Yeni teknoloji ile çalışan tesis oranı yüzde 18
“Çimento sektöründe teknoloji kullanımının en temel göstergesi, çimentonun daha az kCal/kg. değeriyle üretilmesi. Çimento sektörü genel itibariyle otomasyonun yoğun kullanıldığı bir sektör olsa da, şirketlerin üretim teknolojisi gelişmişlik seviyeleri farklılık gösteriyor.

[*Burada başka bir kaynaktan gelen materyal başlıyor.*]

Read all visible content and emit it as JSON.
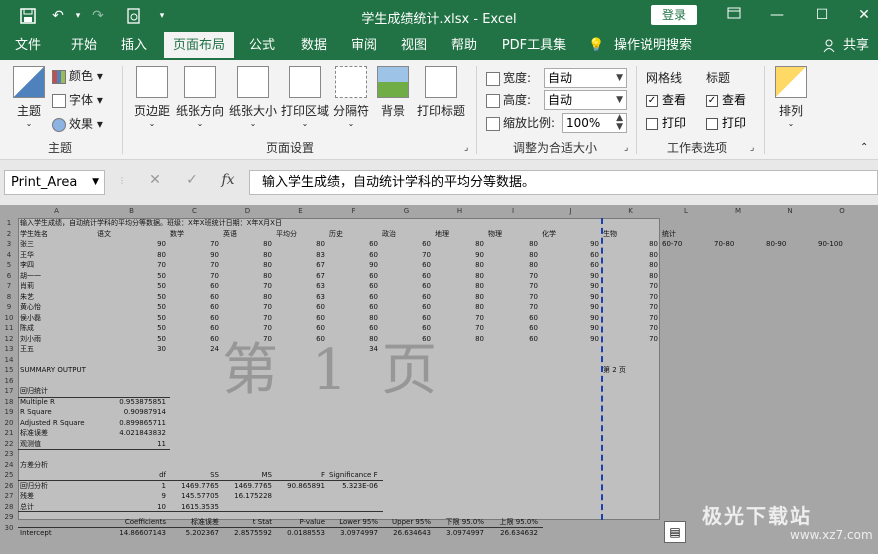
{
  "title": {
    "filename": "学生成绩统计.xlsx",
    "app": "Excel",
    "login": "登录"
  },
  "tabs": [
    "文件",
    "开始",
    "插入",
    "页面布局",
    "公式",
    "数据",
    "审阅",
    "视图",
    "帮助",
    "PDF工具集",
    "操作说明搜索",
    "共享"
  ],
  "ribbon": {
    "theme": {
      "big": "主题",
      "colors": "颜色",
      "fonts": "字体",
      "effects": "效果",
      "group": "主题"
    },
    "page_setup": {
      "margins": "页边距",
      "orientation": "纸张方向",
      "size": "纸张大小",
      "print_area": "打印区域",
      "breaks": "分隔符",
      "background": "背景",
      "print_titles": "打印标题",
      "group": "页面设置"
    },
    "scale": {
      "width_label": "宽度:",
      "width_value": "自动",
      "height_label": "高度:",
      "height_value": "自动",
      "scale_label": "缩放比例:",
      "scale_value": "100%",
      "group": "调整为合适大小"
    },
    "sheet_options": {
      "gridlines": "网格线",
      "headings": "标题",
      "view": "查看",
      "print": "打印",
      "view2": "查看",
      "print2": "打印",
      "group": "工作表选项"
    },
    "arrange": {
      "label": "排列"
    }
  },
  "formula": {
    "namebox": "Print_Area",
    "fx": "fx",
    "content": "输入学生成绩，自动统计学科的平均分等数据。"
  },
  "columns": [
    "A",
    "B",
    "C",
    "D",
    "E",
    "F",
    "G",
    "H",
    "I",
    "J",
    "K",
    "L",
    "M",
    "N",
    "O"
  ],
  "rows": [
    "1",
    "2",
    "3",
    "4",
    "5",
    "6",
    "7",
    "8",
    "9",
    "10",
    "11",
    "12",
    "13",
    "14",
    "15",
    "16",
    "17",
    "18",
    "19",
    "20",
    "21",
    "22",
    "23",
    "24",
    "25",
    "26",
    "27",
    "28",
    "29",
    "30"
  ],
  "sheet": {
    "row1": "输入学生成绩，自动统计学科的平均分等数据。班级：X年X班统计日期：X年X月X日",
    "header": [
      "学生姓名",
      "语文",
      "数学",
      "英语",
      "平均分",
      "历史",
      "政治",
      "地理",
      "物理",
      "化学",
      "生物"
    ],
    "students": [
      [
        "张三",
        "90",
        "70",
        "80",
        "80",
        "60",
        "60",
        "80",
        "80",
        "90",
        "80"
      ],
      [
        "王华",
        "80",
        "90",
        "80",
        "83",
        "60",
        "70",
        "90",
        "80",
        "60",
        "80"
      ],
      [
        "李四",
        "70",
        "70",
        "80",
        "67",
        "90",
        "60",
        "80",
        "80",
        "60",
        "80"
      ],
      [
        "胡一一",
        "50",
        "70",
        "80",
        "67",
        "60",
        "60",
        "80",
        "70",
        "90",
        "80"
      ],
      [
        "肖莉",
        "50",
        "60",
        "70",
        "63",
        "60",
        "60",
        "80",
        "70",
        "90",
        "70"
      ],
      [
        "朱艺",
        "50",
        "60",
        "80",
        "63",
        "60",
        "60",
        "80",
        "70",
        "90",
        "70"
      ],
      [
        "黄心怡",
        "50",
        "60",
        "70",
        "60",
        "60",
        "60",
        "80",
        "70",
        "90",
        "70"
      ],
      [
        "侯小磊",
        "50",
        "60",
        "70",
        "60",
        "80",
        "60",
        "70",
        "60",
        "90",
        "70"
      ],
      [
        "陈成",
        "50",
        "60",
        "70",
        "60",
        "60",
        "60",
        "70",
        "60",
        "90",
        "70"
      ],
      [
        "刘小雨",
        "50",
        "60",
        "70",
        "60",
        "80",
        "60",
        "80",
        "60",
        "90",
        "70"
      ],
      [
        "王五",
        "30",
        "24",
        "",
        "",
        "34",
        "",
        "",
        "",
        "",
        ""
      ]
    ],
    "summary": "SUMMARY OUTPUT",
    "reg_title": "回归统计",
    "reg": [
      [
        "Multiple R",
        "0.953875851"
      ],
      [
        "R Square",
        "0.90987914"
      ],
      [
        "Adjusted R Square",
        "0.899865711"
      ],
      [
        "标准误差",
        "4.021843832"
      ],
      [
        "观测值",
        "11"
      ]
    ],
    "anova_title": "方差分析",
    "anova_hdr": [
      "df",
      "SS",
      "MS",
      "F",
      "Significance F"
    ],
    "anova": [
      [
        "回归分析",
        "1",
        "1469.7765",
        "1469.7765",
        "90.865891",
        "5.323E-06"
      ],
      [
        "残差",
        "9",
        "145.57705",
        "16.175228",
        "",
        ""
      ],
      [
        "总计",
        "10",
        "1615.3535",
        "",
        "",
        ""
      ]
    ],
    "coef_hdr": [
      "Coefficients",
      "标准误差",
      "t Stat",
      "P-value",
      "Lower 95%",
      "Upper 95%",
      "下限 95.0%",
      "上限 95.0%"
    ],
    "coef_row": [
      "Intercept",
      "14.86607143",
      "5.202367",
      "2.8575592",
      "0.0188553",
      "3.0974997",
      "26.634643",
      "3.0974997",
      "26.634632"
    ],
    "stat_label": "统计",
    "ranges": [
      "60-70",
      "70-80",
      "80-90",
      "90-100"
    ],
    "watermark": "第 1 页",
    "page2": "第 2 页"
  },
  "logo": {
    "main": "极光下载站",
    "url": "www.xz7.com"
  }
}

Verilerin ulaşılabilir olduğu 2018 yıl sonu itibariyle 51 entegre tesiste yeni teknoloji ile çalışan tesis oranı yüzde 18, eski teknoloji ile çalışan tesislerin oranı ise yüzde 82. Özellikle bu hususta, devletimizin ve ilgili bakanlıkların teşvik ve desteklerine ihtiyaç duyulduğunu önemle belirtmek istiyorum.”
Globalde yerel üreticilere ihtiyacımız var
“Türk Çimento Sektörü 2019 yılı verilerine göre Avrupa’nın en büyük, dünyanın ise 9. büyük üreticisi konumunda. 2020 yılı itibariyle de dünyanın en büyük ihracatçısı olmaya adayız. Dünya pazarında bu denli önemli bir rol oynayan sektörümüzün, yurt dışı pazarda güçlü ve yerel kaynakları verimli kullanan globalde yerel üreticilere gereksinim duyduğunu söyleyebilirim. Bu konuda devletimizin teşvik ve destekleri sürdürülebilir geleceğimizin en büyük teminatı olacak.”